Poyraz Batur elinde telefon babasından haber bekliyordu çaresizce. Ard arda sigara içip konuşmadan karakolun bahçesinde oturup dağları izliyordu. Her ne kadar gidip karış karış kız kardeşini arayıp bulmak istesede tek bir hata daha yaparsa askerliği elinden alınacağını bildiğinden yüreği yanarak oturmak zorunda kalıyordu...
Damla ise yanına gelen itlere küfür ederek abisinin geleceğinden emin olduğundan gülerek yanına gelen itlere abisinin neler yapacağını anlatıyordu korkuyor olsada belli etmeden. Zira abisi ona kimseden korkmaması gerektiğini öğretmişti babasının yokluğunda baba olarak...

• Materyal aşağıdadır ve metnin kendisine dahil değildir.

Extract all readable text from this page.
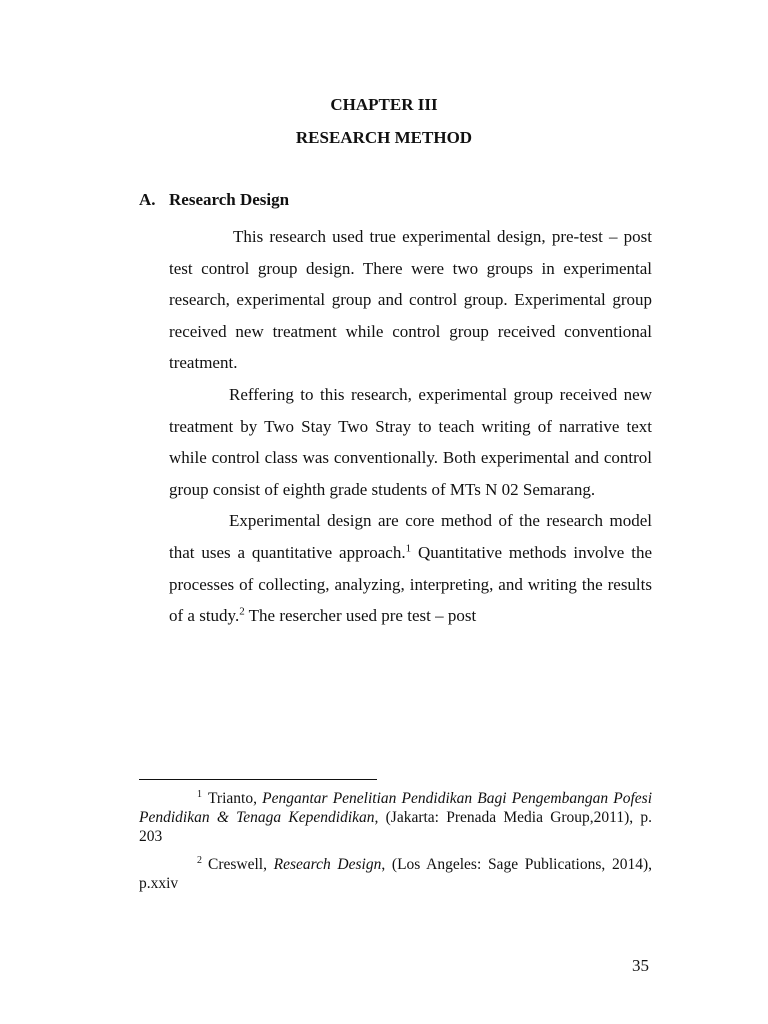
CHAPTER III
RESEARCH METHOD
A. Research Design

This research used true experimental design, pre-test – post test control group design. There were two groups in experimental research, experimental group and control group. Experimental group received new treatment while control group received conventional treatment.

Reffering to this research, experimental group received new treatment by Two Stay Two Stray to teach writing of narrative text while control class was conventionally. Both experimental and control group consist of eighth grade students of MTs N 02 Semarang.

Experimental design are core method of the research model that uses a quantitative approach.$^1$ Quantitative methods involve the processes of collecting, analyzing, interpreting, and writing the results of a study.$^2$ The resercher used pre test – post

$^1$ Trianto, Pengantar Penelitian Pendidikan Bagi Pengembangan Pofesi Pendidikan & Tenaga Kependidikan, (Jakarta: Prenada Media Group,2011), p. 203
$^2$ Creswell, Research Design, (Los Angeles: Sage Publications, 2014), p.xxiv
35
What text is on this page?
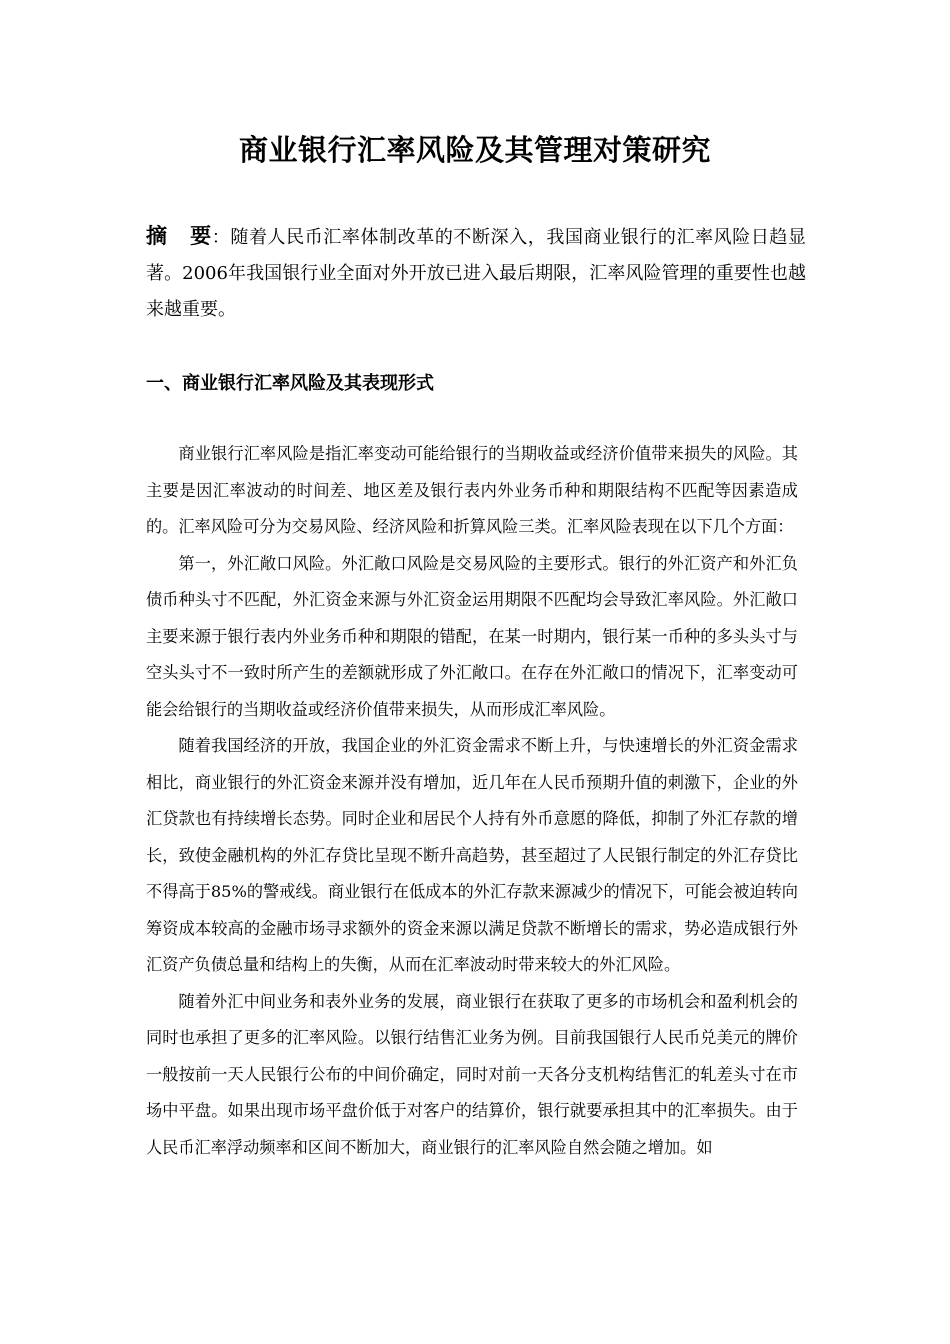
商业银行汇率风险及其管理对策研究
摘 要：随着人民币汇率体制改革的不断深入，我国商业银行的汇率风险日趋显著。2006年我国银行业全面对外开放已进入最后期限，汇率风险管理的重要性也越来越重要。
一、商业银行汇率风险及其表现形式

商业银行汇率风险是指汇率变动可能给银行的当期收益或经济价值带来损失的风险。其主要是因汇率波动的时间差、地区差及银行表内外业务币种和期限结构不匹配等因素造成的。汇率风险可分为交易风险、经济风险和折算风险三类。汇率风险表现在以下几个方面：

第一，外汇敞口风险。外汇敞口风险是交易风险的主要形式。银行的外汇资产和外汇负债币种头寸不匹配，外汇资金来源与外汇资金运用期限不匹配均会导致汇率风险。外汇敞口主要来源于银行表内外业务币种和期限的错配，在某一时期内，银行某一币种的多头头寸与空头头寸不一致时所产生的差额就形成了外汇敞口。在存在外汇敞口的情况下，汇率变动可能会给银行的当期收益或经济价值带来损失，从而形成汇率风险。

随着我国经济的开放，我国企业的外汇资金需求不断上升，与快速增长的外汇资金需求相比，商业银行的外汇资金来源并没有增加，近几年在人民币预期升值的刺激下，企业的外汇贷款也有持续增长态势。同时企业和居民个人持有外币意愿的降低，抑制了外汇存款的增长，致使金融机构的外汇存贷比呈现不断升高趋势，甚至超过了人民银行制定的外汇存贷比不得高于85%的警戒线。商业银行在低成本的外汇存款来源减少的情况下，可能会被迫转向筹资成本较高的金融市场寻求额外的资金来源以满足贷款不断增长的需求，势必造成银行外汇资产负债总量和结构上的失衡，从而在汇率波动时带来较大的外汇风险。

随着外汇中间业务和表外业务的发展，商业银行在获取了更多的市场机会和盈利机会的同时也承担了更多的汇率风险。以银行结售汇业务为例。目前我国银行人民币兑美元的牌价一般按前一天人民银行公布的中间价确定，同时对前一天各分支机构结售汇的轧差头寸在市场中平盘。如果出现市场平盘价低于对客户的结算价，银行就要承担其中的汇率损失。由于人民币汇率浮动频率和区间不断加大，商业银行的汇率风险自然会随之增加。如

Birde karadeniz kızı olarak hırçın olan Damla yerinde durmuyordu dayak yemesine rağmen...Teröristler kendilerinden korkmadan yüzbaşı Poyraz'ın kendilerine yapacaklarını anlatıp küfürler eden kıza sinirlenip duruyor vurdukça vuruyorlardı. Çolak başkanın emri olduğundan ne kızı istedikleri gibi öldüremeyen ne de kızı güzel bulup ihtiyaçlarını karşılamak için birşey yapamamaları daha da kızdırıyordu itleri... Oysa çolak başkan izin verse kızı altlarına alıp inim inim inletmek geldiğinden beri dediklerini ödetmek için içini doldurup sustururken zevk almak istiyorlardı...
Deli yüzbaşı havanın kararması ile ilk defa gizlenerek kampa girmiş karanlıkta dolanıp bir hayalet gibi kızın kim olduğunu neden kaçırılmış olduğunu öğrenmişti gizlice teröristleri dinleyerek. Poyraz Batur'un kardeşi olduğunu anlaması daha fazla beklemesinin gereksiz olduğunu belli etmişti ki karanlıktan yararlanan Deli yüzbaşı genç kızı tuttukları yere girmişti kapısında nöbet tutan iki çakalın boğazını kesip gülümseyerek,tek kulağında normal düzeyde bir karadeniz türküsü çalıyordu bu sırada.
Damla içeri giren siyahlar içindeki kişi ile küfür edip sesini yükseltecekti ki karşısındaki kişi hızla yanına gelmiş ağzını kapatıp susmasını işaret etmişti. Ama susmasını sağlayan karşısındaki kişinin tam kalbinin üzerinde bulunan Türk bayrağı olmuştu.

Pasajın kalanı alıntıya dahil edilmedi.